Swiss biotech Combioxin has published the first clinical data on a new way to treat serious infections, by neutralising toxins made by pathogens.
The small first-in-human study – involving 19 patients who had been hospitalised for life-threatening streptococcal pneumonia – tested Combioxin’s liposomal compound CAL02, which is designed to mop up bacterial toxins that cause inflammation and organ damage.
CAL02 was equivalent to placebo when it came to safety, and showed preliminary evidence of helping patients recover more quickly, such as shortening the time to resolution of organ dysfunction. The results are published in The Lancet Infectious Diseases, and an editorial accompanying the study suggests this should be seen as a “medical breakthrough”.
With antibiotics R&D in the doldrums and growing concerns about pathogens that are resistant to multiple conventional antibiotics, Combioxin’s approach could introduce a new treatment option to rescue patients who are severely ill due to infections, and in pneumonia it has selected an area of massive unmet need.

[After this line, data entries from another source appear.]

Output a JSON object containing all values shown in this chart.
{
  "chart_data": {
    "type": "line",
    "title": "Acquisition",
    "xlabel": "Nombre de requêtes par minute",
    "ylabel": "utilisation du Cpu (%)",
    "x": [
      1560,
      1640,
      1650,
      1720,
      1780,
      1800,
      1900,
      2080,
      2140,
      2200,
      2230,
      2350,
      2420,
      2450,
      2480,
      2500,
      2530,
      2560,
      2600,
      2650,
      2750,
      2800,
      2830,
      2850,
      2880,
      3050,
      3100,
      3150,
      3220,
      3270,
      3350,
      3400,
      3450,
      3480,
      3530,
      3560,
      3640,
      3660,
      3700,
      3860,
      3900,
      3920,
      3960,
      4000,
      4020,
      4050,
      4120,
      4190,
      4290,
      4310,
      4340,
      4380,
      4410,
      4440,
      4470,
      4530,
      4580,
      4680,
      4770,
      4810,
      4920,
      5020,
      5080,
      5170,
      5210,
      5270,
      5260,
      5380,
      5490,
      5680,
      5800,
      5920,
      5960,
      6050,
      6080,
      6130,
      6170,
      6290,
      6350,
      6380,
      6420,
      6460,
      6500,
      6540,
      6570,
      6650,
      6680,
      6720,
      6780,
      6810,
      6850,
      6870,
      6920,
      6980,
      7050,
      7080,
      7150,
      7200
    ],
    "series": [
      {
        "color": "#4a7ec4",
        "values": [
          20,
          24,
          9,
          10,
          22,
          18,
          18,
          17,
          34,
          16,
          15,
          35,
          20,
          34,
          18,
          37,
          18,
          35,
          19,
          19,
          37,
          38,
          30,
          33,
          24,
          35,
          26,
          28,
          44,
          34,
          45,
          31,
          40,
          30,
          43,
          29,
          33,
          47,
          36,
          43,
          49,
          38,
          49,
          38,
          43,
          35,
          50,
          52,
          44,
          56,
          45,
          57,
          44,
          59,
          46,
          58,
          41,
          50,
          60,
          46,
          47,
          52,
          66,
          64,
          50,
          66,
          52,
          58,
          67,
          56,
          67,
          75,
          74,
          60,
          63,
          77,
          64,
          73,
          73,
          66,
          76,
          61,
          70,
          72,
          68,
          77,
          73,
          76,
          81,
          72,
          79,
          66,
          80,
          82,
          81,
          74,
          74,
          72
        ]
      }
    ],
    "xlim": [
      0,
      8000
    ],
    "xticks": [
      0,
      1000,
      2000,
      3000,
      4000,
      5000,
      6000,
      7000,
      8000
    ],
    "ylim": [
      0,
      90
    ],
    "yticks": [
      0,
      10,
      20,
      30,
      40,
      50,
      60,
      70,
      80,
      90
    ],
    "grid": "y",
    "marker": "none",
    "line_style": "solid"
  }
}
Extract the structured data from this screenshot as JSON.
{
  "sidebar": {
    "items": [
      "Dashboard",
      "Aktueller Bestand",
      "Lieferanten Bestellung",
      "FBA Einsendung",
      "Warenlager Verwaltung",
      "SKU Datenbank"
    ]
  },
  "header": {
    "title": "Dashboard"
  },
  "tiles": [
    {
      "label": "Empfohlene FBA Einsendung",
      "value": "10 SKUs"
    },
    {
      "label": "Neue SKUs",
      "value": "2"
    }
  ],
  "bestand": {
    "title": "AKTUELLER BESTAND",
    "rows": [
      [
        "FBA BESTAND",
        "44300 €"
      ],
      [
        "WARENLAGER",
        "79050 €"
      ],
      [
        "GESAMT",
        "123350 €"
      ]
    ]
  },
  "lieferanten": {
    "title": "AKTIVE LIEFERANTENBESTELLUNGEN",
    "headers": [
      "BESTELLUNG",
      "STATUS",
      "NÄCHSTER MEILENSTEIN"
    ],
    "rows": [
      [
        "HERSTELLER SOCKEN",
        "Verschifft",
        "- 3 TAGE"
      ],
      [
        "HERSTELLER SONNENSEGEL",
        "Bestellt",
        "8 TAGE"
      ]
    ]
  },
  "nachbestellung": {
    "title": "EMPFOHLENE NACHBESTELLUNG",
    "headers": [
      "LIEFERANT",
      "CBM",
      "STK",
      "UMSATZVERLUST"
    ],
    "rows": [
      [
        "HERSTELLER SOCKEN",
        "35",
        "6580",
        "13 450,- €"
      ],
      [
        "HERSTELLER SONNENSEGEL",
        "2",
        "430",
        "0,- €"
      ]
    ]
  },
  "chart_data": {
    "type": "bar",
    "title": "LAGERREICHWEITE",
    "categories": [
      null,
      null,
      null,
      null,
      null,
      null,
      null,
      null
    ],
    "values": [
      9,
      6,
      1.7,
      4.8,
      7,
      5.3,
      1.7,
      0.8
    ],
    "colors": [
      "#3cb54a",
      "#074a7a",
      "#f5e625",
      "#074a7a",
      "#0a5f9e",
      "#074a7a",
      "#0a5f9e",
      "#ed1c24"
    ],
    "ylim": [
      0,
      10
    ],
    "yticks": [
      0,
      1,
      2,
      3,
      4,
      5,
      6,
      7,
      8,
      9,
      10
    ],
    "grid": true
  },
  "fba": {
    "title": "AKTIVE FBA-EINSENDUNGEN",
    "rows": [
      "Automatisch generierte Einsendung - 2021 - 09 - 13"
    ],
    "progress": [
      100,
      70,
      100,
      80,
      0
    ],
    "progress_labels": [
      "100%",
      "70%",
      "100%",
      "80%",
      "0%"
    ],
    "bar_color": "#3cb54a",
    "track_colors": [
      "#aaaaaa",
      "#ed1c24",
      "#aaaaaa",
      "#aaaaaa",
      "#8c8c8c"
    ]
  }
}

The World Health Organization (WHO) estimates that community-acquired pneumonia (CAP) affects 450 million people every year worldwide, 20% of whom need to be hospitalised. It’s notable that in this small study, the patients were very ill indeed: 58% in septic shock and 42% needing invasive mechanical ventilation at the time of treatment.
As it doesn’t work like a conventional antibacterial drug, CAL02 doesn’t induce resistance and can be administered before the pathogen has been identified. There is also no impediment to giving the therapy on top of antibiotics, says the Swiss biotech.
It has been estimated that antimicrobial resistance (AMR) could lead to 10m extra deaths a year and cost the global economy up to £75 trillion by 2050 unless new ways to tackle infectious diseases are developed.
Two doses of CAL02 were used in the trial and it was too small to give any indication of dose response, which would build evidence that the liposomal therapy is responsible for the clinical benefits observed, but this will be tested in further clinical trials.
Combioxin is now planning a new study that will test CAL02 in a much larger patient population, according to the company’s chief medical officer Toni Perez. That study will aim to show that CAL02 will be able to reduce hospital stays and the length of time patients need mechanical ventilation support, which could reduce the cost of managing severe CAP.
“This innovative and simple solution may well transform standard of care,” said Bruno François, head of the medical-surgical intensive care unit at the University Hospital of Limoges, France, one of the investigating centres in the trial.
“For several decades, no treatment has improved the outcome of severe pneumonia that is still the deadliest communicable disease,” he added. “We look forward to carrying out the next trial in severe CAP patients regardless of the causing pathogen.”